Keep the Crab Ladies in Action


Commentary by Karen Hosler, Bay Journal News Service

Sometime in mid-September, a sea parade of female crabs, fresh from Maryland encounters with those No. 1 Jimmys, will head down the Chesapeake Bay to a winter sanctuary in Virginia where they will launch the next generation.

Warning to the she-crabs: this year there’s no guarantee of safe passage. Apparently, you are just too good at what you do.

Sharp limits on the taking of female crabs imposed since 2008 combined with favorable winds, tides, and temperatures have produced spectacular results. The bay’s crab population, then at historic lows, has more than doubled in just two years. Sparing the pregnant Moms, who knew?

But those protections will ease a bit this fall because beleaguered watermen have pleaded like crazy for relief they may not need. And because the experts can’t say for sure that a little relief would do much harm.

Eric Johnson, a fisheries ecologist for the Smithsonian Environmental Research Center, said he’d like to see the restrictions fully in place long enough to build up some population “equity” against a season of bad weather. But he’s not kicking up a fuss. Nor are any of his colleagues.

Witness the rare sight of environmentalists on the cusp of what might be a great victory. They’ve learned to be careful for fear they will jinx it.

“This is a wonderful position to be in,” said Stephanie Westby, a fisheries scientist at the Chesapeake Bay Foundation. Crabbers can get a bit of a break, yet the annual harvest is still on track to hit the target of 46 percent of the total crab population, which scientists have agreed is the minimum sustainable level.

“That means they can take almost half, yet still leave enough to replace the population and allow for some growth,” Westby said. “If we have a bad year, we can tweak the regulations in the other direction.”

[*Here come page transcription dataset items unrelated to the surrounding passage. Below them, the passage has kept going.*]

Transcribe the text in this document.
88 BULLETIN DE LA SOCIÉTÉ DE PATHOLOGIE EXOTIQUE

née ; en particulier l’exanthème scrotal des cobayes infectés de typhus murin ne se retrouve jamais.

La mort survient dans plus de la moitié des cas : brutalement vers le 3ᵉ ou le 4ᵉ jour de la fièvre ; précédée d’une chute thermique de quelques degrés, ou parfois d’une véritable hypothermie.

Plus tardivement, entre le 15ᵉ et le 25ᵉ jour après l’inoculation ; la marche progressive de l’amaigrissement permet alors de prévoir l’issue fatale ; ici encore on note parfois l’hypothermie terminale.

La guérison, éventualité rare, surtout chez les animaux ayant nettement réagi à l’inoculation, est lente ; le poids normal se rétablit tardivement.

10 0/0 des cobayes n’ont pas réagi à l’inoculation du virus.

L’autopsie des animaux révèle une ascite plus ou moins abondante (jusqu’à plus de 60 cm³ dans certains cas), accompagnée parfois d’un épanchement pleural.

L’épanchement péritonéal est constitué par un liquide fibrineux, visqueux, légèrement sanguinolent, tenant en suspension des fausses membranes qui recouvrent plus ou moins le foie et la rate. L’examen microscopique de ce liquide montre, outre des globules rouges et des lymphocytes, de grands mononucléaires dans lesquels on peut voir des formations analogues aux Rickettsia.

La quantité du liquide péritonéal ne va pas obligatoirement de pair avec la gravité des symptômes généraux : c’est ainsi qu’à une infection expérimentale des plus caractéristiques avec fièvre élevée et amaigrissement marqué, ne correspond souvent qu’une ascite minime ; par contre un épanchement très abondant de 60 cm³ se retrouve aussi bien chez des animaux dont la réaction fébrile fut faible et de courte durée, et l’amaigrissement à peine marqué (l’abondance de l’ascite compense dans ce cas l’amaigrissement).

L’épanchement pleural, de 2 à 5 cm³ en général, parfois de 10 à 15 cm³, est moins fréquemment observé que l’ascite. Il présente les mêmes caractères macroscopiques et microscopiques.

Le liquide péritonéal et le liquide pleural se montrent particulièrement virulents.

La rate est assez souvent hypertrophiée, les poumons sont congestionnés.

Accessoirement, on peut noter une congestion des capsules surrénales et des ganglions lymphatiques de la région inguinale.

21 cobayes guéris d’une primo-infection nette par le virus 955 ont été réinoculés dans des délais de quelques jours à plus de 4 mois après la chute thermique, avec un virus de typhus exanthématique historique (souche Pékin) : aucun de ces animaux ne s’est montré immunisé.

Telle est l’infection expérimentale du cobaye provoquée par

Since time past memory, folks have been arguing that too many crabs were being fished from the sadly polluted bay. Watermen fired back that bay pollution wasn’t their fault. They blamed fertilizer running off farms, and dirty rainwater rushing into the bay from overdeveloped suburbs. And they were right. Crabbing doesn’t cause dead zones or spoil water quality.

But by 2008, crabbers were taking 60 percent of a total population that had dwindled to 280 million--a third of its 1993 level. The fishery was near collapse. State leaders in Maryland and Virginia got scared enough to take bold action.

Even so, it seems a marvel that those rules were actually imposed. For the first time ever, female crabs were protected through a comprehensive program enforced by both states. In Maryland, where female crabs come to mate, the season was shortened, and catch limits were set. In Virginia, where female crabs hibernate, the ages-old practice of winter dredging was banned.

“Hundreds of people came out to the public hearings,” recalled John Bull, a spokesman for the Virginia Marine Resources Commission. “They said the children will starve, life as we know it will be gone forever…One man asked me if I would pay his mortgage because he couldn’t.”

Politicians tried to ease the pain with $30 million in federal disaster aid to the two states. Much of the money went to buy out and retire crab licenses. Some of it paid watermen for removing derelict “ghost” crab pots from the bottom of the bay, where these lost and abandoned pots are death traps for all sorts of creatures.

So far, it looks like watermen did pretty well this year, Bull said. “Everybody tells us they are having a banner year,” catching a smaller percentage of a much bigger population, now estimated at 658 million crabs bay-wide.

Concessions granted this year are small. Maryland extended the fall season for catching females by nine days. Virginia allowed watermen a few extra days to keep very pregnant “black sack” sponge crabs that are likely to die if they are thrown back into the water.

But why not leave well enough alone, at least for another year or two to determine how much weather is a factor? Because watermen are still complaining, this is an election year in Maryland, and another dust-up over oysters is underway. The environmental lobby has learned to pick its spots.

“Public policy advocates wrestle with this all the time,” said Dru Schmidt-Perkins, executive director of 1000 Friends of Maryland, which has no dog in the crab fight. “There’s the perfect solution for the environment, the perfect solution for economic development, and the perfect solution for a fair society. You can’t look at an issue in isolation from other factors and expect success.”

So, here’s an idea. Let’s keep the crab ladies in action, but also work on the water pollution that makes their job so much more difficult. Get tough water quality standards out of Congress, tough storm water regulations out of local governments, and live by them.

Hey, we might have just have dodged a future without steamed crabs. Need more be said?

Karen Hosler, former editorial writer for the Baltimore Sun, is a reporter, commentator and talk show host in Baltimore.